Na última edição de The Magazine, Joe Ray escreveu esse excelente
artigo sobre a importância de se usar medidas baseados na massa, e não
no volume, dos ingredientes de receitas culinárias. Segundo ele, isso
torna as receitas muito mais reprodutíveis, além de necessitar apenas de
uma balança (em contraste com um conjunto de
medidores-colheres-tigelas).

Se o leitor não se importar, deixe eu acrescentar um pouco de
termodinâmica à sua explicação. Vocês sabem, coisas de engenheiro.

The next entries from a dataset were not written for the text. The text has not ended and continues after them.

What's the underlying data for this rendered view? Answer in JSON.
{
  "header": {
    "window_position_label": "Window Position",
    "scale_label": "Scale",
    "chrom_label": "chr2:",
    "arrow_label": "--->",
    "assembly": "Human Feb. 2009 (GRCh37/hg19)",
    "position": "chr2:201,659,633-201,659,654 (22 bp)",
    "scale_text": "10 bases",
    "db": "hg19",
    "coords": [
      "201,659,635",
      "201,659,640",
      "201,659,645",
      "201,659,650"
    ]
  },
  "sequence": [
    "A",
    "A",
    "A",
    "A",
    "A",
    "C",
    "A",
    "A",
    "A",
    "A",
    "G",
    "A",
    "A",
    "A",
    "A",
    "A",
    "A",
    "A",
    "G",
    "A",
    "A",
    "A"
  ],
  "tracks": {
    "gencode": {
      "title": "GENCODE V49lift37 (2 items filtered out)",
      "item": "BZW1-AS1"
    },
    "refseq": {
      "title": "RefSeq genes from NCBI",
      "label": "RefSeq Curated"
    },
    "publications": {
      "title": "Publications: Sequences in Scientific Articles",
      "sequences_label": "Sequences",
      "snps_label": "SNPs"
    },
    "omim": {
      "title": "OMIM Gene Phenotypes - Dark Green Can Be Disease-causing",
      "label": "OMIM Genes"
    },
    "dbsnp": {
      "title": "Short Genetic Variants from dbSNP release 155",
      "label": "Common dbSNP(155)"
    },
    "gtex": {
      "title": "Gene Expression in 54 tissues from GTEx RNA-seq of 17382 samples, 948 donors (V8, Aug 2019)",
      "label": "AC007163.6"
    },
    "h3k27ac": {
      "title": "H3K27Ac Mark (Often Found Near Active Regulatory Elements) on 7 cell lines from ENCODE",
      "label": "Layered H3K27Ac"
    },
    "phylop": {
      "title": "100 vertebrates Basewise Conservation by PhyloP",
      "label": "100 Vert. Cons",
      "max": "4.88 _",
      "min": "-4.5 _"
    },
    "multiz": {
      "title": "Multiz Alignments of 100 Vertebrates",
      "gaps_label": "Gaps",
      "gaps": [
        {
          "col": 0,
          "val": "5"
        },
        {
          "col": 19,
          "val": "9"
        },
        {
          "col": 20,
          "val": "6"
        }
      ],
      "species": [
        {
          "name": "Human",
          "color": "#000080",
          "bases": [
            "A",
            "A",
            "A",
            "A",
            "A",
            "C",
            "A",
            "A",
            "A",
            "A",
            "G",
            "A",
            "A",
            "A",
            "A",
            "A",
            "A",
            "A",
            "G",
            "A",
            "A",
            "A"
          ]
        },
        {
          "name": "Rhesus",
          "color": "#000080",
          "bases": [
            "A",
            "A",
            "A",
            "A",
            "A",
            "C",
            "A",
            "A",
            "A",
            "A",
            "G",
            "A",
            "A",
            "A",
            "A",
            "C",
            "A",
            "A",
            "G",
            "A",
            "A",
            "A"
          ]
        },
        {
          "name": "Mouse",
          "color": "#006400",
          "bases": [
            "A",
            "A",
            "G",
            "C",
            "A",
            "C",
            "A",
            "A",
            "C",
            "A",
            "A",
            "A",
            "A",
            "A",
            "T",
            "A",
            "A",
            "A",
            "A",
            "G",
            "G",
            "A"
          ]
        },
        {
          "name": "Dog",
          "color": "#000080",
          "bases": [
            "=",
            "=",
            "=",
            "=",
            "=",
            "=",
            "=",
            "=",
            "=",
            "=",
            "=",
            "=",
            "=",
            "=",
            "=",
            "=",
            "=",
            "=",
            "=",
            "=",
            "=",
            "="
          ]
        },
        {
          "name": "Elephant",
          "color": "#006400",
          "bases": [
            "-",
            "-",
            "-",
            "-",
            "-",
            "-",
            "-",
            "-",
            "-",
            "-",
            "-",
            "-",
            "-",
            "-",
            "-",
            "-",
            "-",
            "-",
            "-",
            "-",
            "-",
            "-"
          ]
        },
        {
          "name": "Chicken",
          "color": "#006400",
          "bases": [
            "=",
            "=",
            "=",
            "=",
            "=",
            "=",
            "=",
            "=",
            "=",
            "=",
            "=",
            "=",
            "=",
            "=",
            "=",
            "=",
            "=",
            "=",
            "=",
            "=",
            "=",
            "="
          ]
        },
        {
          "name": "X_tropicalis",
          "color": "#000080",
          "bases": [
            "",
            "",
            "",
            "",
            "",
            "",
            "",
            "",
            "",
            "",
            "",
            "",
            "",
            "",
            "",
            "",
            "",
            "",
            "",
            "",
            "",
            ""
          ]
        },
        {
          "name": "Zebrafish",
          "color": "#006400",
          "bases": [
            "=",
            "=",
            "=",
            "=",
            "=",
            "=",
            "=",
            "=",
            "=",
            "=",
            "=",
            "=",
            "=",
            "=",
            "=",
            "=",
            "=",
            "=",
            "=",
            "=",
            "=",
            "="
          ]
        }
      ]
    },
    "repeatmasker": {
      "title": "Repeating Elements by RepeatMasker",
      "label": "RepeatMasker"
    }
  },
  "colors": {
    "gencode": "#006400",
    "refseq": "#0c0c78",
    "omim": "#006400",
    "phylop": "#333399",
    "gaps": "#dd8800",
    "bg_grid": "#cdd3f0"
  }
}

O principal argumento a favor de usar a massa e não o volume como
referência é que, pondo de maneira simples, a massa é uma medida
absoluta
da quantidade de matéria, enquanto que o volume é uma
propriedade termodinâmica. Quando você diz “1 kg de água”, isso quer
dizer a mesma coisa aqui, no Japão e na Estação Espacial Internacional.
Com essa informação, é possível saber exatamente a quantidade de
moléculas de água. Um quilograma é um quilograma, definido conforme o
padrão internacional (que está variando). Porém, “um litro de água”
não é nem de longe tão preciso. O bom engenheiro, ao ler uma receita que
pede um litro de algum líquido, imediatamente se pergunta: “a que
pressão e temperatura?”.

Considere uma garrafa de água colocada no congelador. A garrafa estufa
e eventualmente estoura. O seu volume aumentou, sem que você tenha
adicionado água. Ou seja, o volume não indica de maneira precisa quanto
de água há.

É claro que essas variações de volume da água (e da maioria das outras
substâncias usuais na cozinha) em relação à temperatura são pequenas
nas condições ambientes (caso contrário haveria erros grosseiros), mas
existem três agravantes:

  1. Os pequenos erros (aqui entendidos como a diferença entre a
    quantidade correta de um determinado ingrediente que a receita
    pede e aquele que você efetivamente adiciona, baseada no volume) dos
    diversos ingredientes se somam
  2. A medição de volume é bastante subjetiva (você tem de comparar um
    risco num copo com o nível do líquido) enquanto que com uma balança
    digital você lê diretamente o valor
  3. A medição de volume de pós é altamente dependente da quantidade de
    ar entre os grãos. Experimente medir duas xícaras de farinha antes e
    depois de sacudir o recipiente

O uso de uma balança na cozinha surte mais efeito em receitas que exigem
maior controle, como o autor mesmo fala. Mas isso não quer dizer que
você não possa se beneficiar.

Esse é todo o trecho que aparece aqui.